No to i chyba ja sie dolacze.Pomagam w stajni przy prywatnych koniach i raz do wystepowania dostalam pieknego konia 😀 -walach -4 lata -kary i cos kolo 188 cm wzrostu. Musze przyznac ze swiat z tak wysoka wygladal nieziemsko a ja ... zabojczo mrowczo... (jestem dosc niska i chudziutka) Wielkokon okazal sie baaardzo fajny tyle ze do ziemi dlugo sie leci 😉 Kocham wielkokonie, ale do jazdy - wole nieco mniejsze 😉
kassumi7 W Jeleniu, tak? Kojarzę tylko Kajtka, takiego gniadego, ale czy on wysoki jest hmm... Ja jestem z Jelenia, jeśli chodzi Ci o dzielnicę Jaworzna 😉
Witam,jestem tu nowa,ale chyba zostanę 😉 .Przyłączam się do fanklubu wielkokoni. Uwielbiam kare smoki powyżej 175 cm, i dlatego mam ....gniadego xx 165cm 🙂
Witam,jestem tu nowa,ale chyba zostanę 😉 .Przyłączam się do fanklubu wielkokoni. Uwielbiam kare smoki powyżej 175 cm, i dlatego mam ....gniadego xx 165cm 🙂
😂 już miałam cię dręczyć i molestować o zdjęcia Twojego karego smoka, a tu doczytałam do końca heheh 😉
"Mężczyźni mają konie z wyboru,kobiety z litości 🙂" To takie 12-letnie SP po Manganie,kupione za psie pieniądze tylko po to ,by nie stało się mięsem.Kariera sportowa za nim,teraz tylko łazi po pastwisku i robi dobre wrażenie,gojąc kopyto które było pęknięte do samej koronki. Czasem wsadzam swoje 4 litery na niego i robimy "objazd" pastwiska.Ale za 3-4 miesiące wróci pod siodło i będzie super konikiem spacerowym.

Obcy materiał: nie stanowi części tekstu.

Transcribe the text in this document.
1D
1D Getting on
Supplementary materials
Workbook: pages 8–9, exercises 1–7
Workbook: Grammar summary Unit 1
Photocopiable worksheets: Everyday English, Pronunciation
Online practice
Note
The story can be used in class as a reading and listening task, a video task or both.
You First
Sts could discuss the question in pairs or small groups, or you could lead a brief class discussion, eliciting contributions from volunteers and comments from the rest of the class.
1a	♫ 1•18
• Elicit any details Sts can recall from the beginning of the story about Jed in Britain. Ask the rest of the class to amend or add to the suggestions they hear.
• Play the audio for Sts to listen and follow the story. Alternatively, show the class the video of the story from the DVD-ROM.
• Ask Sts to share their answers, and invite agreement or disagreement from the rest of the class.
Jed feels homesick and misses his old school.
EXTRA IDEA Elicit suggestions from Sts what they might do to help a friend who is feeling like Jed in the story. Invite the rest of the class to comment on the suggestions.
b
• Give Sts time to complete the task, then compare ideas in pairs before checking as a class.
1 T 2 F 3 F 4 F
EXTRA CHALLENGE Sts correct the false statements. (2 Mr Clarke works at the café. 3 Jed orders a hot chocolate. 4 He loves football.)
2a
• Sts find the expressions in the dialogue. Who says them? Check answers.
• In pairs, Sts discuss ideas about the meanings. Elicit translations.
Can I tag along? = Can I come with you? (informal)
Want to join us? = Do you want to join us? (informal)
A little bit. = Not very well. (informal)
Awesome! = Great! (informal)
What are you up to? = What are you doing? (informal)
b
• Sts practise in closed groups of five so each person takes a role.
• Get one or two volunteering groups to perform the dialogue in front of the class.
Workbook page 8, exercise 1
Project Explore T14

"Mężczyźni mają konie z wyboru,kobiety z litości "
Coś w tym jest hehehe 😁
W Stajni Bór Toporzysko są też wielkoludy hehe 🙂 naliczyłam hmm 4 byki 😀 Jak tam byłam ze swoim to czułam się taka... przeciętna ze swoim wielkoludem 🙂
Ja nie wiem dlaczego konie w przedziale 170 - 175 uznawane są za duże. Toż to normalny wzrost. dokładnie, a jak jestem na zawodach to zawsze pytają ile Dżordka ma, bo jest taaaaaka wielka 🤔wirek:
Względy praktyczne na pewno mają tu wiele do rzeczy - na mniejszego i łatwiej wsiąść i tak "bezpieczniej" wygląda.. ale ja z olbrzymów nie zrezygnuję.. mimo mojego nikłego wzrostu 154cm 😉 Mój 174cm jest zawsze "jednym z największych", o ile nie największy.. nie zamieniłabym na żadnego innego
Mój nowy podopieczny ma ponad 180. Nie wiem dokładnie ile bo pani ze związku miała miarę do 180, ale ogólnie oceniliśmy na 183. Mam nadzieję, ze już więcej nie urośnie.